An example of this is recounted in The Whole-Brain Child, by Daniel J. Siegel, M.D. and Tina Payne Bryson, Ph.D. Whenever Dan’s newborn son began to cry inconsolably, Dan would begin to feel panic, dread, and terror. After thinking about it for a while, a specific memory came to him. The memory was from his days as a pediatric intern when he and another intern had to hold a screaming little boy down in order to draw blood from him. He had to relive this scenario over and over again as a pediatric intern and hadn’t realized the emotional toll it had taken on him. Once he realized what his current emotional response was related to, he was able to process those memories and then hear his son’s cries without all of those associations attached to them.
In her 2016 Psychology Today article (found here), Dr. Ellen Hendriksen also suggests the following specifically related to anniversary reactions (some of which also relates to other triggered painful memories):
Prepare.
If you’ve had an anniversary reaction before, prepare ahead. Minimize the stressors in your life as much as possible. Arrange for extra support around that time, if needed (a trusted friend or therapist).
Commemorate.
Decide what you can do to turn the negative into a positive. For example, if the death of a loved one triggers anniversary reactions, decide what you might want to do on that anniversary to commemorate that person. Or, if the memory is of a traumatic event, you might decide to make a yearly donation to a related support group or non-profit during that time period. If the memory of a painful event is something related to a personal relationship, focus on how you have grown and what you learned from that experience.
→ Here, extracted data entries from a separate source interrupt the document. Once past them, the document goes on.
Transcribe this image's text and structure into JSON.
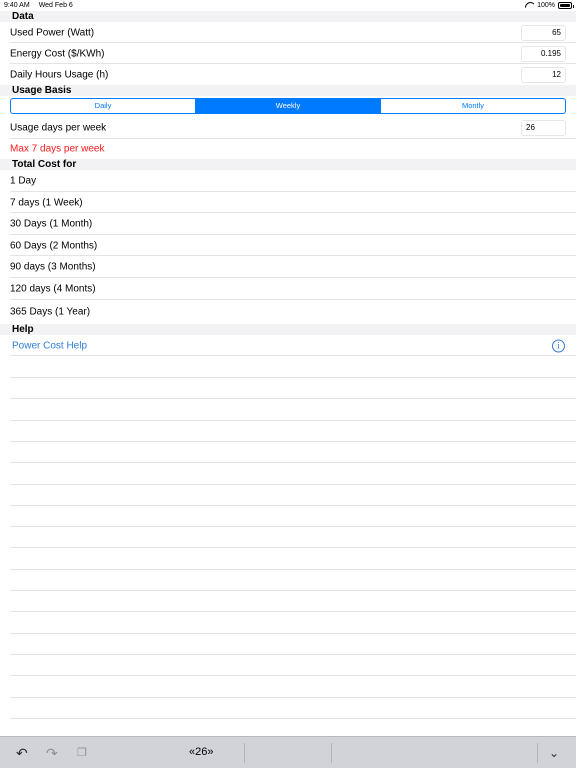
{
  "status": {
    "time": "9:40 AM",
    "date": "Wed Feb 6",
    "battery": "100%"
  },
  "sections": {
    "data": "Data",
    "usage_basis": "Usage Basis",
    "total_cost": "Total Cost for",
    "help": "Help"
  },
  "fields": {
    "used_power": {
      "label": "Used Power (Watt)",
      "value": "65"
    },
    "energy_cost": {
      "label": "Energy Cost ($/KWh)",
      "value": "0.195"
    },
    "daily_hours": {
      "label": "Daily Hours Usage (h)",
      "value": "12"
    },
    "usage_days": {
      "label": "Usage days per week",
      "value": "26"
    }
  },
  "segments": {
    "daily": "Daily",
    "weekly": "Weekly",
    "monthly": "Montly",
    "selected": "Weekly"
  },
  "warning": "Max 7 days per week",
  "costs": [
    "1 Day",
    "7 days (1 Week)",
    "30 Days (1 Month)",
    "60 Days (2 Months)",
    "90 days (3 Months)",
    "120 days (4 Monts)",
    "365 Days (1 Year)"
  ],
  "help": {
    "link": "Power Cost Help",
    "icon": "info-icon"
  },
  "toolbar": {
    "suggestion": "«26»",
    "icons": [
      "undo-icon",
      "redo-icon",
      "paste-icon",
      "hide-keyboard-icon"
    ]
  },
  "colors": {
    "accent": "#007aff",
    "warning": "#ff1a1a",
    "link": "#2f7bd9",
    "toolbar": "#d1d3d9"
  }
}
Remember it’s temporary. Anniversary reactions will pass.
Find support.
Get more help, if necessary. If you did not receive help at the time of the traumatic event or if it wasn’t as effective as you would have liked, seek further help now. Find a therapist who is experienced in dealing with the kind of trauma you are experiencing and one with whom you feel a rapport or a connection. There is also no shame in using medication for a time to help you through the trauma.
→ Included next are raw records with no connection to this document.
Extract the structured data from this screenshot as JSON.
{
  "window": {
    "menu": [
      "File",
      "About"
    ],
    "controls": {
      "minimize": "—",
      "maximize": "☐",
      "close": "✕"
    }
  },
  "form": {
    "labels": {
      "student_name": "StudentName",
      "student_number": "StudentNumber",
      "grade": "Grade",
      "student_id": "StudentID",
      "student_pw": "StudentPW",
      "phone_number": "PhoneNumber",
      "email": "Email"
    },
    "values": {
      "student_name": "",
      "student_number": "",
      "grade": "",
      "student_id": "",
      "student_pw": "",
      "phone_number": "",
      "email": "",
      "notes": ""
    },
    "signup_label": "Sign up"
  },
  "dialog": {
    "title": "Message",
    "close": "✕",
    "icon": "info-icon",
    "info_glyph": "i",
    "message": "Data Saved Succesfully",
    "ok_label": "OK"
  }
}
As for the happy memories, cherish them…
As I stood in front of that huge, circular tank and watched the sparkle of silver as the sardines swam by, I was suddenly transported back about 45 years. My dad had come home for lunch on a warm summer day. He pulled out a can of sardines, a box of Triscuits, a wedge of cheese, and a McIntosh apple. He placed them all on a breadboard and sat down at the kitchen table. I remembered him pulling back the lid on the can and laughing at my reaction as he offered me one of the little sardines on a cracker. I remembered the textured orange wallpaper and shelves on the wall behind him. I remembered the hardness of the captains’ chairs in which we were seated and the vinyl orange placemats on the dark wood of the table. I remembered his voice. I remembered the love between us. My throat constricted and my eyes filled with tears as I stood there in the aquarium remembering my dad.